One of the problems faced by manufacturers is fulfilling the needs of these bespoke clients which will only place small orders. Given Russia's extreme climate it is essential that each city's needs are considered individually, making it difficult to purchase off-the-shelf products. For the larger manufacturers, which have aligned their resources in the expectation of completing larger orders, it is difficult to fulfil these clients' needs. As a result smaller suppliers still have a big part to play within the Russian rolling stock supply market by delivering orders that make little economic sense for bigger players.
While the share of new rolling stock produced outside of Russia currently only stands at 1.8%, sustained demand means that international suppliers are set to increase their share of the market. For example, Pesa, Poland, in cooperation with the Russian company Uralvagonzavod supplied 120 three-section Fokstrot LRVs to Moscow in 2014-15, while Alstom is set to begin delivery of 100% low-floor Citadis LRVs to St Petersburg and Rostov-on-Don in the near future. Stadler is also planning to enter the Russian market with LRVs built at its plant in Minsk, Belarus.
However, with a policy of import substitution now active and localisation requirements sometimes stipulating that more than 70% of a product is produced domestically, as was the case for a tender for new metro trains for Moscow in 2014, international companies are more likely to succeed by establishing partnerships with Russian companies and establish manufacturing sites in Russia. Alstom's tie up with Transmashholding and Siemens with Sinara is testament to this situation.

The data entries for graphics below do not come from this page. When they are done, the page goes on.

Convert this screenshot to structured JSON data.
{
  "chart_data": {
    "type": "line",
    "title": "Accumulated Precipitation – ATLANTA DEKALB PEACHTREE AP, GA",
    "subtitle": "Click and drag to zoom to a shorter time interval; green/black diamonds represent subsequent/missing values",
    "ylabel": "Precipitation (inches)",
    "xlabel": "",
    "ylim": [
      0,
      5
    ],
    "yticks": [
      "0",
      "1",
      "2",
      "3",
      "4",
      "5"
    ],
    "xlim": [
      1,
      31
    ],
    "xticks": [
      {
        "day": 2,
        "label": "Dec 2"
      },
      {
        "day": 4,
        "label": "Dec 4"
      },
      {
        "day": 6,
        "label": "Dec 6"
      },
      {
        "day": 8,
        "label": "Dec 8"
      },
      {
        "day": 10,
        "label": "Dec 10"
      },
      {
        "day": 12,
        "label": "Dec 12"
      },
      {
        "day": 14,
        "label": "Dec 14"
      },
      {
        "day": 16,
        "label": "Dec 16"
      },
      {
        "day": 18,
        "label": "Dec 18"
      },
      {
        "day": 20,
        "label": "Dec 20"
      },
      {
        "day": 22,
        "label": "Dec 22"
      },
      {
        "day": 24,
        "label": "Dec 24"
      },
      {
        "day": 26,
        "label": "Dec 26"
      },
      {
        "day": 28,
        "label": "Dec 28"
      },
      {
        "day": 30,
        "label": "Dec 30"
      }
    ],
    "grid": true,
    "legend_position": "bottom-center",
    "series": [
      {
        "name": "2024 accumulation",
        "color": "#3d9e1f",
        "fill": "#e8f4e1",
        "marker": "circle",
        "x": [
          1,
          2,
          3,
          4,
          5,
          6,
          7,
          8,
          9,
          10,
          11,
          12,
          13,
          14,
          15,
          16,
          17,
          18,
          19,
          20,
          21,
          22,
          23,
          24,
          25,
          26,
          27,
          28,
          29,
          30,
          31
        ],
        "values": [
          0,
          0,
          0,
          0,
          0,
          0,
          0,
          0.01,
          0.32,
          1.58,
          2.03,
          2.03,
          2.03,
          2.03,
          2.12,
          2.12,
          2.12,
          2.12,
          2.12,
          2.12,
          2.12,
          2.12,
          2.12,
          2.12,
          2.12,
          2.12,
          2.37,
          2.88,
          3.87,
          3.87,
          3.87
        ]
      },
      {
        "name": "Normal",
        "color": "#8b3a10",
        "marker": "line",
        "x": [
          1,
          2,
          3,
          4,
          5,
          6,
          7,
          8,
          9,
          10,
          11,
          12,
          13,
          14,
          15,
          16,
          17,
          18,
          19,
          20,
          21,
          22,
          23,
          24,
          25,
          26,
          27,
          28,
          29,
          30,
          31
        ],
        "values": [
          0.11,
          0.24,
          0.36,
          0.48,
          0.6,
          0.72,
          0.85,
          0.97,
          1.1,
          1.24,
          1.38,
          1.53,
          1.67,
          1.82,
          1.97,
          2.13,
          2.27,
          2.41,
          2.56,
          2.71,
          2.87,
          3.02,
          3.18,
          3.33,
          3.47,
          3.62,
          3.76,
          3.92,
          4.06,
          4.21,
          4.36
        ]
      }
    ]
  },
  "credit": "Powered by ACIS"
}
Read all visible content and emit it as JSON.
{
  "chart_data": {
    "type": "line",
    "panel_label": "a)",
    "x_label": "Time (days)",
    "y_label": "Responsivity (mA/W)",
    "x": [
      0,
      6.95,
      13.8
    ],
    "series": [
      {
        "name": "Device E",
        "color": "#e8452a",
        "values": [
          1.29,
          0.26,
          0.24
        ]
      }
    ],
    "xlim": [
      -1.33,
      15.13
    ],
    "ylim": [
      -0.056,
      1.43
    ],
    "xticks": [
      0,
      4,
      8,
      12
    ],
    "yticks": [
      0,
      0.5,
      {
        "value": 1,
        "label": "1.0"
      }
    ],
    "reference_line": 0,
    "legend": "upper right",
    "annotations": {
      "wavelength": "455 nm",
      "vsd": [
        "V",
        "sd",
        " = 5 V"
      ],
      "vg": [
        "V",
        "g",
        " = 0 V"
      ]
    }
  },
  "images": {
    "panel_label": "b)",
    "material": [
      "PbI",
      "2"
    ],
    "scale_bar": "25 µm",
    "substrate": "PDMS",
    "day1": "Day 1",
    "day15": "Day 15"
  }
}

With the current focus on renewing rolling stock fleets due to financial constraints limiting network investment, policymakers are exploring means to reinvigorate new line construction. Public-private partnership concession agreements are considered a solution to this funding shortfall and the Russian State Duma approved a law in July permitting their use for light rail projects. Specifically, the law states that the private sector will be able to build lines and supply rolling stock in exchange for operating services for a definitive period.
This ruling should encourage greater private involvement in the light rail sector and could deliver an improved level of service in cities across Russia. It is certainly a positive development given the economic floundering of recent times. And given prospective demand for urban transport services, it is unlikely that recent negative economic trends will continue. Russian cities are clearly interested in acquiring new low-floor LRVs to serve their current and future needs, which even with localisation restrictions in place, will stimulate the market in the years to come.